One of Chicago’s iconic pieces of public art will be getting a new home. French artist Jean Dubuffet’s sculpture “Monument with Standing Beast,” in place in front of the Thompson Center since the building opened in 1985, is moving to a different spot in the Loop. — Chicago Sun Times
Following last week’s $105 million sale of the Thompson Center to Google, the famed Dubuffet sculpture will be relocated to a former bank building at 115 S. LaSalle Street, a space purchased by the state of Illinois to house office space lost with the sale. The 29-foot, 10-ton fiberglass sculpture was seen as an extension of the Helmut Jahn-designed building. Nicknamed “Snoopy in a blender,” the piece is made up of four shapes representing an animal, a tree, an architectural form, and a portal. It was inspired by Dubuffet’s 1960 series of paintings called Hourlope.

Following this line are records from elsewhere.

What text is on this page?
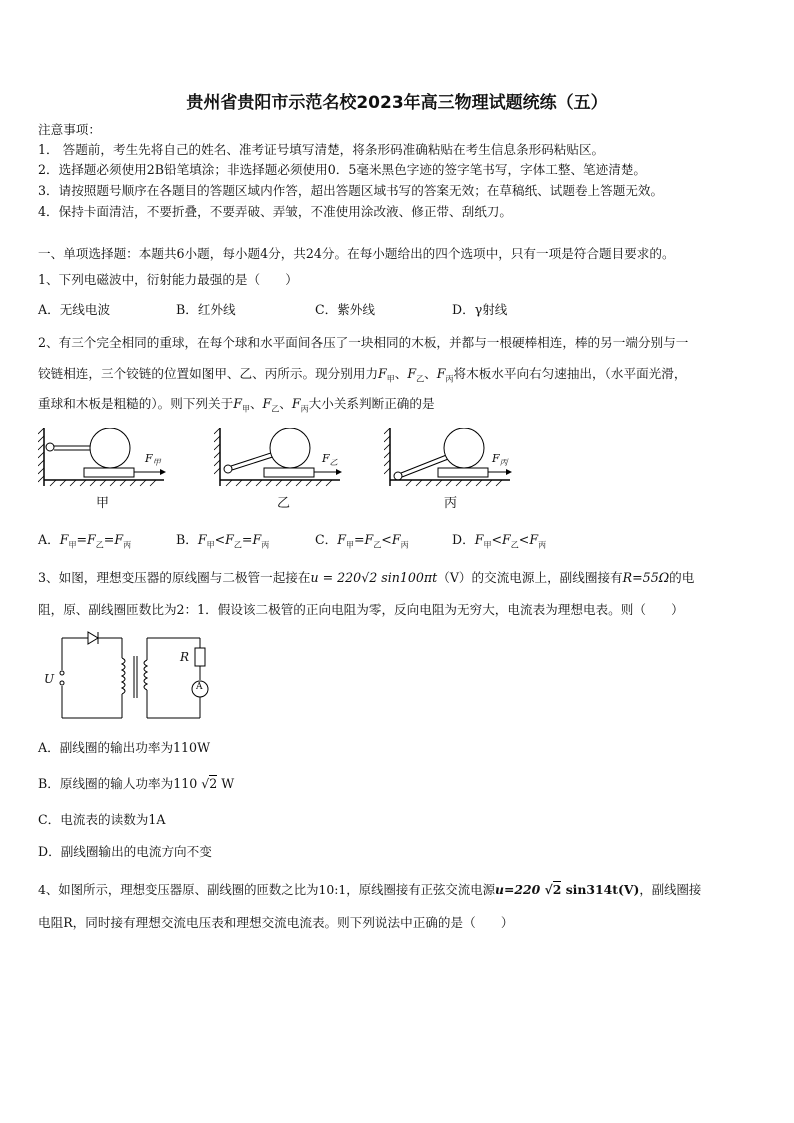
贵州省贵阳市示范名校2023年高三物理试题统练（五）
注意事项：
1． 答题前，考生先将自己的姓名、准考证号填写清楚，将条形码准确粘贴在考生信息条形码粘贴区。
2．选择题必须使用2B铅笔填涂；非选择题必须使用0．5毫米黑色字迹的签字笔书写，字体工整、笔迹清楚。
3．请按照题号顺序在各题目的答题区域内作答，超出答题区域书写的答案无效；在草稿纸、试题卷上答题无效。
4．保持卡面清洁，不要折叠，不要弄破、弄皱，不准使用涂改液、修正带、刮纸刀。
一、单项选择题：本题共6小题，每小题4分，共24分。在每小题给出的四个选项中，只有一项是符合题目要求的。
1、下列电磁波中，衍射能力最强的是（　　）
A．无线电波	B．红外线	C．紫外线	D．γ射线
2、有三个完全相同的重球，在每个球和水平面间各压了一块相同的木板，并都与一根硬棒相连，棒的另一端分别与一
铰链相连，三个铰链的位置如图甲、乙、丙所示。现分别用力$F_甲$、$F_乙$、$F_丙$将木板水平向右匀速抽出，（水平面光滑，
重球和木板是粗糙的）。则下列关于$F_甲$、$F_乙$、$F_丙$大小关系判断正确的是
$F_甲$
甲
$F_乙$
乙
$F_丙$
丙
A．$F_甲=F_乙=F_丙$	B．$F_甲<F_乙=F_丙$	C．$F_甲=F_乙<F_丙$	D．$F_甲<F_乙<F_丙$
3、如图，理想变压器的原线圈与二极管一起接在u = 220√2 sin100πt（V）的交流电源上，副线圈接有R=55Ω的电
阻，原、副线圈匝数比为2：1．假设该二极管的正向电阻为零，反向电阻为无穷大，电流表为理想电表。则（　　）
U
R
A
A．副线圈的输出功率为110W
B．原线圈的输人功率为110 √2 W
C．电流表的读数为1A
D．副线圈输出的电流方向不变
4、如图所示，理想变压器原、副线圈的匝数之比为10:1，原线圈接有正弦交流电源u=220 √2 sin314t(V)，副线圈接
电阻R，同时接有理想交流电压表和理想交流电流表。则下列说法中正确的是（　　）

“Monument with Standing Beast” was donated in 1984 by Ruth Horwich, an art collector and co-founder of Chicago’s Museum of Contemporary Art, in memory of her husband, Leonard Horwich. It was unveiled outside an under-construction Thompson Center in November of that year. A date for the sculpture’s arrival at its new home has not been announced.
3 Comments
Well, I find this sad. But change happens. I just loved its loopy black and white form next to the Thomson grids.
I hope Google is willing to replace it by locating and buying a similar sized piece by the same artist. They are among the few companies that could actually afford to do that. A great aspect of development in the Loop from the mid '60s to the early '80s was the inclusion of gigantic pieces of public sculpture. It would be great to see that revived.
It is a shame it is being moved, it belongs with the Thompson Center, not shunted off to a microplaza where it will have no room to breathe.